I don't feel as if I can title this post today. I feel that it's best to leave it untitled. After a long battle with cancer, my boyfriend's aunt (Mom J's sister), passed away this morning. It's been a long and hard four months since Aunt G was diagnosed in August. She was well-loved, and there were many family members and friends keeping vigil at her bedside. She was a beautiful and brave woman, and she will be missed very much. Her grandson was born yesterday morning, and she was able to hear the news and lifted her hands in joy.
I had my sock knitting in my coat pocket, and I knitted in the waiting room, I knitted in the hospital room, I knitted in the cafeteria, I knitted in the half-dark, standing among the many friends and relatives who came to see Aunt G and tell her that they love her. I noticed a bag with yarn in the room; it belonged to Aunt G's other sister, Aunt P, who said that she didn't know what she was going to crochet with the yarn, only that she needed to have it with her. Knitting or crocheting does help. It soothes; it calms. It gives you something to do when you don't know what else to do. I only wish I was knitting something that I could have given to somebody there who might have taken comfort in knowing that this knitted item was knitted with love and surrounded by Aunt G and all the love in the hospital room.
Knitted objects have a tendency to serve as memory books, and one look, one feel, can shore up every minute of your life that was spent knitting those objects. Next time, instead of merely taking my knitting with me, I will choose my knitting carefully.
I am going on a yarn-diet for the next six months. The money that I would have spent on yarn will instead be donated in Aunt G's memory to the American Cancer Society.
With love,
the Lone Knitter
7 comments:
What a sad time for you and your boyfriend's family. My sympathy is with you all, I know how hard it is to watch someone you love succumb to cancer. I will remember your family in my prayers.
My thoughts and prayers are with you and your bf and his family. Your post brought tears to my eyes. Your plan to donate in her honor is a great idea.

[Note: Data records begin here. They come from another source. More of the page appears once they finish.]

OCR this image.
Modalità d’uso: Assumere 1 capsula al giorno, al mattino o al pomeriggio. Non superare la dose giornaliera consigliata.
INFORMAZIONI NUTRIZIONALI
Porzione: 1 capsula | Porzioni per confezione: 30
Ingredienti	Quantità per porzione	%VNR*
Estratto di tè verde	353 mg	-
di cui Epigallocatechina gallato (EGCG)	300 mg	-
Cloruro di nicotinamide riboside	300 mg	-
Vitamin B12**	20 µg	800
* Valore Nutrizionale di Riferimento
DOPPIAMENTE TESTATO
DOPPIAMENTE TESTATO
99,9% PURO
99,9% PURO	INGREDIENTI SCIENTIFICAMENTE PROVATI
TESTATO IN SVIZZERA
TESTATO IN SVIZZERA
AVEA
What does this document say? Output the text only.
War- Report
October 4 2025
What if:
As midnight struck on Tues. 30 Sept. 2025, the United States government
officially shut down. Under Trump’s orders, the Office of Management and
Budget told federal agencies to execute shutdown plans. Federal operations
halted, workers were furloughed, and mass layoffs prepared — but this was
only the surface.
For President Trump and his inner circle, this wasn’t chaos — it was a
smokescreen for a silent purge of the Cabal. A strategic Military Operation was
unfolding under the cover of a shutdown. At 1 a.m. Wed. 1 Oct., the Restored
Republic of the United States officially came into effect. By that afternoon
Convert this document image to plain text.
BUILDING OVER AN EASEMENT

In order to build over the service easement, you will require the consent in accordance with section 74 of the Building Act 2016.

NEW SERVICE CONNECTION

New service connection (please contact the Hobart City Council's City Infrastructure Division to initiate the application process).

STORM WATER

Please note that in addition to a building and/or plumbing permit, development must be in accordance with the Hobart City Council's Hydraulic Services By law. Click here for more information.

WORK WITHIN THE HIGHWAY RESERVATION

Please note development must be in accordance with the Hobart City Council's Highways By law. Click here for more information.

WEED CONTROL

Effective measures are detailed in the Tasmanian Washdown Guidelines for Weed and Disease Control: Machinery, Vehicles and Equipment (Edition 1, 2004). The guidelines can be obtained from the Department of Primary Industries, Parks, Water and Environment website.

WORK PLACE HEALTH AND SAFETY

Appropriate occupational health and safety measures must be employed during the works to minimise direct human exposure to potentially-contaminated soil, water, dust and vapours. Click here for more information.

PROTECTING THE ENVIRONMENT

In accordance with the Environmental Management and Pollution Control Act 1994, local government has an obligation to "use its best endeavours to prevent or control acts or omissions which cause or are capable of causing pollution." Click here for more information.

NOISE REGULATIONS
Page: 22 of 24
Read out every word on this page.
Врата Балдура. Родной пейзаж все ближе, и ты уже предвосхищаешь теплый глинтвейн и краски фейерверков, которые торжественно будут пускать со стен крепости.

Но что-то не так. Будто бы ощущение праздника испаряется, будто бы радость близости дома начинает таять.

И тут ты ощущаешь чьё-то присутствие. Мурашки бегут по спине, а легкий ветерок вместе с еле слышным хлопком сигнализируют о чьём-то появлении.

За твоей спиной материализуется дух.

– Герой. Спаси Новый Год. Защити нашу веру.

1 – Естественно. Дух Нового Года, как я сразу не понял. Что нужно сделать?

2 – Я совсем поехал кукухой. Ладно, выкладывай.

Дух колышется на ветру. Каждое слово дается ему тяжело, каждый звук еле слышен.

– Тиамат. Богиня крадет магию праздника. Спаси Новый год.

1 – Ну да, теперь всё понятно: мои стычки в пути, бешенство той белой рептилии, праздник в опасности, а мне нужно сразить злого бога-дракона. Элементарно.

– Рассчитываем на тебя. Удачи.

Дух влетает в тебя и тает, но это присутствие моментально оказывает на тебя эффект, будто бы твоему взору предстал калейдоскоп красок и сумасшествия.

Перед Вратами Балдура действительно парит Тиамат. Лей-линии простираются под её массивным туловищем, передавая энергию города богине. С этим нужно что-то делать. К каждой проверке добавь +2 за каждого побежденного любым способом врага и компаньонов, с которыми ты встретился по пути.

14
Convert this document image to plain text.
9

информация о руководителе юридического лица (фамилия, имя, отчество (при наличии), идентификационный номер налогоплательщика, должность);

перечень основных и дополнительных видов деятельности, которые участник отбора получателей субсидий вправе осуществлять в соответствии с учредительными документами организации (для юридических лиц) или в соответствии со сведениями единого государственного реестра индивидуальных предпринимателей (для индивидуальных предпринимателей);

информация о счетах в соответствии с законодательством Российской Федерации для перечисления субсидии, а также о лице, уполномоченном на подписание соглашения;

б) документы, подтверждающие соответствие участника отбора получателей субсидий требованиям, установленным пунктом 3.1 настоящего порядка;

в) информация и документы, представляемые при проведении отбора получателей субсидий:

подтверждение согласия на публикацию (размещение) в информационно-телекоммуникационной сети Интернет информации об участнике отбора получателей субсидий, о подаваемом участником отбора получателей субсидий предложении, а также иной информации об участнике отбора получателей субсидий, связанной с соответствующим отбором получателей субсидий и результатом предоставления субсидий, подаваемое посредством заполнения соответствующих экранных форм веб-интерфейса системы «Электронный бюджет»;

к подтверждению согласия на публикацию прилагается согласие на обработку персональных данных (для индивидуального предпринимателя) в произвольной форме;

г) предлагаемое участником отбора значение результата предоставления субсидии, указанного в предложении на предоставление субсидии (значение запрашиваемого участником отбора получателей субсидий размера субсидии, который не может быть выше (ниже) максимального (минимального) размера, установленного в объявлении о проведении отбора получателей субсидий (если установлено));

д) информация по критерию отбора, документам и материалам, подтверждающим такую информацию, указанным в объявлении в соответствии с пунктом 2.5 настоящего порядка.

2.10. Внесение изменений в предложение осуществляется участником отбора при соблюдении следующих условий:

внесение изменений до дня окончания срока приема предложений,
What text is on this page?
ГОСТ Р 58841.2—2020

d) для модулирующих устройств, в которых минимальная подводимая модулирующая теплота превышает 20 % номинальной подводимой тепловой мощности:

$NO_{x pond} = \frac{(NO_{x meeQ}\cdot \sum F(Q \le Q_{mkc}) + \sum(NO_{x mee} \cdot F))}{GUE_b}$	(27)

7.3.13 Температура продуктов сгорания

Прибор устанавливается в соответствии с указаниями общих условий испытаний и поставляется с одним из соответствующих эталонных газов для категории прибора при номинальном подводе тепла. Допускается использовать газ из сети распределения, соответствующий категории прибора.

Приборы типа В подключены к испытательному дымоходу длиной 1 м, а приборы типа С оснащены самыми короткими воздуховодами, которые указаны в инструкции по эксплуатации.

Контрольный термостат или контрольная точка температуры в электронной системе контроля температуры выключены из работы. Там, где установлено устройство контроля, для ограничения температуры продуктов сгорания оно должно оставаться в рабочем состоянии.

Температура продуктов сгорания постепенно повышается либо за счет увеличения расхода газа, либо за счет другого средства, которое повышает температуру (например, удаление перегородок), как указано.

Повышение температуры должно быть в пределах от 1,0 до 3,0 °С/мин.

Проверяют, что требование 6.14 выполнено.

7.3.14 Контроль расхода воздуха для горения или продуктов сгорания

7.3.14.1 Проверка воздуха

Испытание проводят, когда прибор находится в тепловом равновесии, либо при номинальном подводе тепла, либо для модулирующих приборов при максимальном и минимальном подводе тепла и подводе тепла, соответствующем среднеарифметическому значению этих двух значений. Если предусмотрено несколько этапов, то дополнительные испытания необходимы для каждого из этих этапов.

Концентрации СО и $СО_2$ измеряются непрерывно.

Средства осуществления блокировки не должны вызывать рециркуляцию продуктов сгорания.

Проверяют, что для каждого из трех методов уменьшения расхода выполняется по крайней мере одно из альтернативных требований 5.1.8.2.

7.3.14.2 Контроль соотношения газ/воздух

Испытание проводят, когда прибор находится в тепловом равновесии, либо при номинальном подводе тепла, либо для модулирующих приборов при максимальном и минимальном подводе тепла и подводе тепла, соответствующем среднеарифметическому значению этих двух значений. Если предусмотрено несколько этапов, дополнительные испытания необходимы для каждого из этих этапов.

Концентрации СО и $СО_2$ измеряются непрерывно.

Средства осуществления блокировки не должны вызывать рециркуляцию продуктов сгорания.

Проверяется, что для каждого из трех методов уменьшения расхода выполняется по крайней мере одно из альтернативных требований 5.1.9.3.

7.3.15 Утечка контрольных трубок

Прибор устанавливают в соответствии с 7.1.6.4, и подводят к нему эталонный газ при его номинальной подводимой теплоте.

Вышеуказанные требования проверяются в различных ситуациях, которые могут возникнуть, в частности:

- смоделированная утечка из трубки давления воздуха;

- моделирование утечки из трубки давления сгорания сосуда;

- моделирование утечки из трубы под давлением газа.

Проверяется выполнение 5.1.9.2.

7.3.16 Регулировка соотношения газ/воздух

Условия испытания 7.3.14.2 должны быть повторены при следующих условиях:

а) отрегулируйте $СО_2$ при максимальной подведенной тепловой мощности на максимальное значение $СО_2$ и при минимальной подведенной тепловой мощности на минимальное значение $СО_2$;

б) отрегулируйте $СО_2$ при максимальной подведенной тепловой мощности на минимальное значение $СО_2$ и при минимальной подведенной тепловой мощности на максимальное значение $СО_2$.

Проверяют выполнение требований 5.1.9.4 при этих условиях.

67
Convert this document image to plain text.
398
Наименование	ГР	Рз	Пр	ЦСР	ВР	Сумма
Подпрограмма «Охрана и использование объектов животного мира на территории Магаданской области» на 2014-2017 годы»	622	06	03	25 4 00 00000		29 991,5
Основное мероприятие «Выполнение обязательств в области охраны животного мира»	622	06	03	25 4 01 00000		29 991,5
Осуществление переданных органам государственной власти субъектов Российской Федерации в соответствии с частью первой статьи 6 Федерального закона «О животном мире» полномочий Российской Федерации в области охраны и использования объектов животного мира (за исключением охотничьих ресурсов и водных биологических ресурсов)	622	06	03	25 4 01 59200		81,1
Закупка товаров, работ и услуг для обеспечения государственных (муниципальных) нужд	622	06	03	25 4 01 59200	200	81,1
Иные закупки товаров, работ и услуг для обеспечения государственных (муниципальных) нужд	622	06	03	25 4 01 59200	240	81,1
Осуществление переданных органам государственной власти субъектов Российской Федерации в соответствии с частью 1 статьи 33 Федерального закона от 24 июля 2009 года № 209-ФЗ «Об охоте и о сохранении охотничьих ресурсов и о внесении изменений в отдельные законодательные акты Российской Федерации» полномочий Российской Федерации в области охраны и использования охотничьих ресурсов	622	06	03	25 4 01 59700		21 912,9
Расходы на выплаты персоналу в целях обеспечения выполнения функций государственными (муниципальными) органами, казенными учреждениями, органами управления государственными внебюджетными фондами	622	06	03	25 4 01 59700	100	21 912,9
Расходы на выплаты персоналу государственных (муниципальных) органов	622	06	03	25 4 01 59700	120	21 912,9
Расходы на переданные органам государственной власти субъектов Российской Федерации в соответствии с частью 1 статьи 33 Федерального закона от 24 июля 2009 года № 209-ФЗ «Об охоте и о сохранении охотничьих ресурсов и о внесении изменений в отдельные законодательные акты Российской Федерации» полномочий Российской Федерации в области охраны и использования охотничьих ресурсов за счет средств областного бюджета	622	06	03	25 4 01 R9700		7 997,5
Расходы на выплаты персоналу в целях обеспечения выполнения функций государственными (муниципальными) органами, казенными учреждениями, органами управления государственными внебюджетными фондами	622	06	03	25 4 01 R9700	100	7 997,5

You and your family are in our thoughts. I agree that knitting can soothe in a time of distress and admire your resolve to make a donation to the American Cancer Society. Perhaps you could knit something for the new baby? I am sure that it would be received with appreciation.
I'm very sorry to hear this! I hope you find some knitting that fits the right mood.
My sympathies and thoughts are with you.
So sorry, I've lost family members to cancer and there really are no words. My thoughts are with you and yours.
Dear Jen, During my Sister's illness on the long nights in the hospital, knitting brought me some comfort, the rhythm of the clicking needles broke the extreme quiet. I did three baby blankets for the two newest family additions born during Aunt G's last hospital stay. I love your idea of a wool diet, which gave me the idea that I would like to start knitting blankets in her memory for cancer patients and donating them to the hospital where Aunt G was treated with gentleness and love. Perhaps other knitters would like to join in. Blankets can be of any size, unfortunately cancer strikes all ages. A cozy blanket will offer not only warmth but comfort.